Dipartimento di Scienze Biomolecolari e Biotecnologie, Università degli Studi di Milano. Via Celoria 26, 20133 Milano, Italy.
DNA Repair (Amst). 2011 Jul 15;10(7):751-9. doi: 10.1016/j.dnarep.2011.04.030. Epub 2011 May 23.
Cells respond to genotoxic insults by triggering a DNA damage checkpoint surveillance mechanism and by activating repair pathways. Recent findings indicate that the two processes are more related than originally thought. Here we discuss the mechanisms involved in responding to UV-induced lesions in different phases of the cell cycle and summarize the most recent data in a model where Nucleotide Excision Repair (NER) and exonucleolytic activities act in sequence leading to checkpoint activation in non replicating cells. The critical trigger is likely represented by problematic intermediates that cannot be completely or efficiently repaired by NER. In S phase cells, on the other hand, the replicative polymerases, blocked by bulky UV lesions, re-initiate DNA synthesis downstream of the lesions, leaving behind a ssDNA tract. If these gaps are not rapidly refilled, checkpoint kinases will be activated.

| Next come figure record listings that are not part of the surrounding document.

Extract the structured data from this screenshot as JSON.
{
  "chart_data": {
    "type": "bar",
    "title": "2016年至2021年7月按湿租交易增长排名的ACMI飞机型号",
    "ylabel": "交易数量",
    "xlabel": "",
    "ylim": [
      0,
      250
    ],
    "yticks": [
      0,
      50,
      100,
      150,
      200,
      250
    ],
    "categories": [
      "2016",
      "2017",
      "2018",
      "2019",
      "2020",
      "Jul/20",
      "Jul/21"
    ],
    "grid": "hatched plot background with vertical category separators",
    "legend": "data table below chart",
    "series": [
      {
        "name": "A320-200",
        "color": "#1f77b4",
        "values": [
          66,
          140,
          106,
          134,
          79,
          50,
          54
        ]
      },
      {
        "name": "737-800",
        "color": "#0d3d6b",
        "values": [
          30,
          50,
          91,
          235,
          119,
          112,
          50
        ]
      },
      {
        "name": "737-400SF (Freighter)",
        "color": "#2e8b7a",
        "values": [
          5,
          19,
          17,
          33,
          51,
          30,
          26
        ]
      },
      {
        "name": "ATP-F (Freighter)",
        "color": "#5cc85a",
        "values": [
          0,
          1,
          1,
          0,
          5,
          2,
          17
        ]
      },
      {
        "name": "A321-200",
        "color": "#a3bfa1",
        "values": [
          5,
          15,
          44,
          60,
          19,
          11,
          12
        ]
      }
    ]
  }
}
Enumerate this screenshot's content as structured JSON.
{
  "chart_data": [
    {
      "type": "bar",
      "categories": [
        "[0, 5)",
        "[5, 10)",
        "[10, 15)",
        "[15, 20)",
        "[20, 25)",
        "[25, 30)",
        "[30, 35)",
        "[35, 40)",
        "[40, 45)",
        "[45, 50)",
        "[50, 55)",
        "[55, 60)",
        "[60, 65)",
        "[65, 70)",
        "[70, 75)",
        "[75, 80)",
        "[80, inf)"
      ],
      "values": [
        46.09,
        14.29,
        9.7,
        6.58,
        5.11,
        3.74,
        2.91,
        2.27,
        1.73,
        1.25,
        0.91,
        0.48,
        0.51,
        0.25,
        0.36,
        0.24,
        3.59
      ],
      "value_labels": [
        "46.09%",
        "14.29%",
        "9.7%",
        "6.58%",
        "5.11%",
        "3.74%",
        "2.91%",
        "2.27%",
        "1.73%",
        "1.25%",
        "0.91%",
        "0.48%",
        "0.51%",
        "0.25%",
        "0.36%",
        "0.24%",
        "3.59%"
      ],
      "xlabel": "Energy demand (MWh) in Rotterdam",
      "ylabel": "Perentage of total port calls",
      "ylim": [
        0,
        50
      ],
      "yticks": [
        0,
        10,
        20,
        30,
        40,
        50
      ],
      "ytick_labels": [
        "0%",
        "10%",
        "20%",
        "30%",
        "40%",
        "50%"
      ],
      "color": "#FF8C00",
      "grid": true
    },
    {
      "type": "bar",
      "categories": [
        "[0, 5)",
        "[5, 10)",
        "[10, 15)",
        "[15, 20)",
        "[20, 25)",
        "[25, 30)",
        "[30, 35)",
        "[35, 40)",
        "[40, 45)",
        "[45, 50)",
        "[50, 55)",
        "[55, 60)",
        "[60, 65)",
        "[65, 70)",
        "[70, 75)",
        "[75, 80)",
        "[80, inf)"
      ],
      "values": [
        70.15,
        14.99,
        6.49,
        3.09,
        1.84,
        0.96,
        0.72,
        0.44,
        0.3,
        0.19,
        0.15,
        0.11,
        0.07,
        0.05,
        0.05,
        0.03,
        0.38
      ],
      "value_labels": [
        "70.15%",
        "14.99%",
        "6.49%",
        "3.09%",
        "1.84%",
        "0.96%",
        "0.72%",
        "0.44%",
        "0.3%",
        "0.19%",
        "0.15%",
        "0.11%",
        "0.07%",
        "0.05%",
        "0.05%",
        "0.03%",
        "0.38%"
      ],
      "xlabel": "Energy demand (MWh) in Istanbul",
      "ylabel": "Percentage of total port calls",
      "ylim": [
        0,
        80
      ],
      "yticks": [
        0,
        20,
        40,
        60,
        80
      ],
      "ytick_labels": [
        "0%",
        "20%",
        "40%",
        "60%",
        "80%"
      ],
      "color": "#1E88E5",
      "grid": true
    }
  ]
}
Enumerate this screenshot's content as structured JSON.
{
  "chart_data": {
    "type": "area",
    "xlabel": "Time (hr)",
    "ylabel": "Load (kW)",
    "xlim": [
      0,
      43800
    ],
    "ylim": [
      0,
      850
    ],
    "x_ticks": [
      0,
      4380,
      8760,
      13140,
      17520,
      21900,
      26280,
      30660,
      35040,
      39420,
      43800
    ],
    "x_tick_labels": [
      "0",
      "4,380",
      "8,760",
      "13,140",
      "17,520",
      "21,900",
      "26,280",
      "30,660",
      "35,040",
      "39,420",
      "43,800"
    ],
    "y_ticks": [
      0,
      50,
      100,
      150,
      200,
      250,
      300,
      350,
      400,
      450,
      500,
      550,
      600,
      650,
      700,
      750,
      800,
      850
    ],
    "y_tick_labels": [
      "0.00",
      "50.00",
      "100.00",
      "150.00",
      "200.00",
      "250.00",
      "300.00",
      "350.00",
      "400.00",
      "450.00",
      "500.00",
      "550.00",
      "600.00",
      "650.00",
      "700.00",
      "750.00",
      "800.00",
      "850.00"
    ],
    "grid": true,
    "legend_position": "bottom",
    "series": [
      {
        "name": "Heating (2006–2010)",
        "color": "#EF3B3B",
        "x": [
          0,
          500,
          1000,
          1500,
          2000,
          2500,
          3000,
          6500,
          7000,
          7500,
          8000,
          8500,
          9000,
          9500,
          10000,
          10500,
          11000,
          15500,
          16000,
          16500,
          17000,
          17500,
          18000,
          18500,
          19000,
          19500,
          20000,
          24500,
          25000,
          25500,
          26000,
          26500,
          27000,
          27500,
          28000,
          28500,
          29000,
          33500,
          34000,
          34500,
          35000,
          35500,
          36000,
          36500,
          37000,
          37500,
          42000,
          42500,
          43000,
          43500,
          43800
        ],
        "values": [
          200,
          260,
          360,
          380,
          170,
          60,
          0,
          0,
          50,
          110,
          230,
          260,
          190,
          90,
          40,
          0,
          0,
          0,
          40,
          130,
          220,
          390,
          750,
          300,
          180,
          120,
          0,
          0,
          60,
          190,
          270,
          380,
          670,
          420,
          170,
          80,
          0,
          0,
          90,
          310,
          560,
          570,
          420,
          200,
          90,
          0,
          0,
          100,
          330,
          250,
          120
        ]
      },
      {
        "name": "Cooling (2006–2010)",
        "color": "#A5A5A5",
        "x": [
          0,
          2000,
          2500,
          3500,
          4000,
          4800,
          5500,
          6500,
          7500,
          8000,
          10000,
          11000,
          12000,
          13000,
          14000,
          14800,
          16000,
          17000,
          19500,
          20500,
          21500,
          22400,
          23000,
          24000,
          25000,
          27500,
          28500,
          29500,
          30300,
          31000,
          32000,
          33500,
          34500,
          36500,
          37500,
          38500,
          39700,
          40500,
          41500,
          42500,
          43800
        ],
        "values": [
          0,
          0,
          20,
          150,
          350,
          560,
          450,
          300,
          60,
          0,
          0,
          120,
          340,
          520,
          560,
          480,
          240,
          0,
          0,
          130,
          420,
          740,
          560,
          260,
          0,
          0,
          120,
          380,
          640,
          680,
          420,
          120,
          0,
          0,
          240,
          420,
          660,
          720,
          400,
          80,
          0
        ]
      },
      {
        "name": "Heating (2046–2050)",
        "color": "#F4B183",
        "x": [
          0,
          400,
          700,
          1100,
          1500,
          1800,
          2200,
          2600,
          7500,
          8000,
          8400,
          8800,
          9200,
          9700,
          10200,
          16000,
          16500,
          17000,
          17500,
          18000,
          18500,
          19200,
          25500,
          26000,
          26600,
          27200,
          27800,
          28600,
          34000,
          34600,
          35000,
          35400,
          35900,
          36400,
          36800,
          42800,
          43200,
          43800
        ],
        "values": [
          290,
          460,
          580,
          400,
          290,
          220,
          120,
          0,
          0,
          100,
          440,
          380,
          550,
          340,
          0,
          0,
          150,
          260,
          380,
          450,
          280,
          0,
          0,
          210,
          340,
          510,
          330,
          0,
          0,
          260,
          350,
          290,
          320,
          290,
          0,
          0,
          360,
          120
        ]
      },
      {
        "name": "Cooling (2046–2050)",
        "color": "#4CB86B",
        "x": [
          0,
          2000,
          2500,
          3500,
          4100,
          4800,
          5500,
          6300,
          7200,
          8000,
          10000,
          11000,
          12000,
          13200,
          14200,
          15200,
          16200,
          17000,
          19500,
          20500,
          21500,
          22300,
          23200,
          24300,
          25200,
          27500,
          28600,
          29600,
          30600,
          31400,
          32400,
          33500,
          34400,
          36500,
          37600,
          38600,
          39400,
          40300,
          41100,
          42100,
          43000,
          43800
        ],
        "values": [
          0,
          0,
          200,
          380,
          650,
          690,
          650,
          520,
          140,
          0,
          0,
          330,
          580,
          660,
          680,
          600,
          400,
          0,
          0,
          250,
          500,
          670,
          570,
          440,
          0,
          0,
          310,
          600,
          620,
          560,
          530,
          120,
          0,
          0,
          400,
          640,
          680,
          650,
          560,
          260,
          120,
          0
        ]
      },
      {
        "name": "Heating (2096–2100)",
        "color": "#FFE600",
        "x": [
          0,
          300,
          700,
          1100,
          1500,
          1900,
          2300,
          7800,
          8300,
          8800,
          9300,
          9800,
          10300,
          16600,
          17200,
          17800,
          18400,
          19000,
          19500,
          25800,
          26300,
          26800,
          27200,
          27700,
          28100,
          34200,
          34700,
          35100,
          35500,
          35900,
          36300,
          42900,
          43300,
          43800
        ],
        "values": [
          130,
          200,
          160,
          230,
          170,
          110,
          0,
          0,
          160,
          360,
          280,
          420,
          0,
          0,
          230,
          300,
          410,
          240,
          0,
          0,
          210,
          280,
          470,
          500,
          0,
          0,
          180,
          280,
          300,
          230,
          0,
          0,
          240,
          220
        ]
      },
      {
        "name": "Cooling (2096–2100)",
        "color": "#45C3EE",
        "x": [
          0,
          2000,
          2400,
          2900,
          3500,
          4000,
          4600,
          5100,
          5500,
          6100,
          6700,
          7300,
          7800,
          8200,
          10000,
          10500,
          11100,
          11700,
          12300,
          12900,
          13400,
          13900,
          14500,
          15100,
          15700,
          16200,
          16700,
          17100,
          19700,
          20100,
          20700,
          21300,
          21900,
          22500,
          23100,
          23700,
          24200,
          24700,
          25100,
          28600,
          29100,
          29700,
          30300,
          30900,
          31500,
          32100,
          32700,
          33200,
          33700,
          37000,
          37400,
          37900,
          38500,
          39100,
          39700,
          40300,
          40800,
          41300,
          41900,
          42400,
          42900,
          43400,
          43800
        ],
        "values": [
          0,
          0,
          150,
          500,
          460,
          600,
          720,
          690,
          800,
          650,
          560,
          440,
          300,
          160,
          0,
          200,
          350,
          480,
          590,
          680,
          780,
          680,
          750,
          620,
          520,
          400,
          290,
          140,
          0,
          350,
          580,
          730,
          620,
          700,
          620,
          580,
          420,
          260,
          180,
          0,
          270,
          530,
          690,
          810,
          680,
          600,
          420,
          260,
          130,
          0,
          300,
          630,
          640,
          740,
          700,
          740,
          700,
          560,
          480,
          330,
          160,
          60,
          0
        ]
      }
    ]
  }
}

细胞通过触发 DNA 损伤检查点监控机制和激活修复途径来响应遗传毒性损伤。最近的发现表明,这两个过程比最初想象的更为相关。在这里,我们讨论了在细胞周期的不同阶段对 UV 诱导损伤的反应机制,并在一个模型中总结了最近的数据,在该模型中核苷酸切除修复 (NER) 和外切核酸酶活性依次作用,导致非复制细胞中的检查点激活。关键的触发因素可能是无法被 NER 完全或有效修复的有问题的中间产物。另一方面,在 S 期细胞中,被大体积 UV 损伤阻断的复制聚合酶在损伤下游重新启动 DNA 合成,留下一条单链 DNA 片段。如果这些缺口不能迅速填补,检查点激酶将被激活。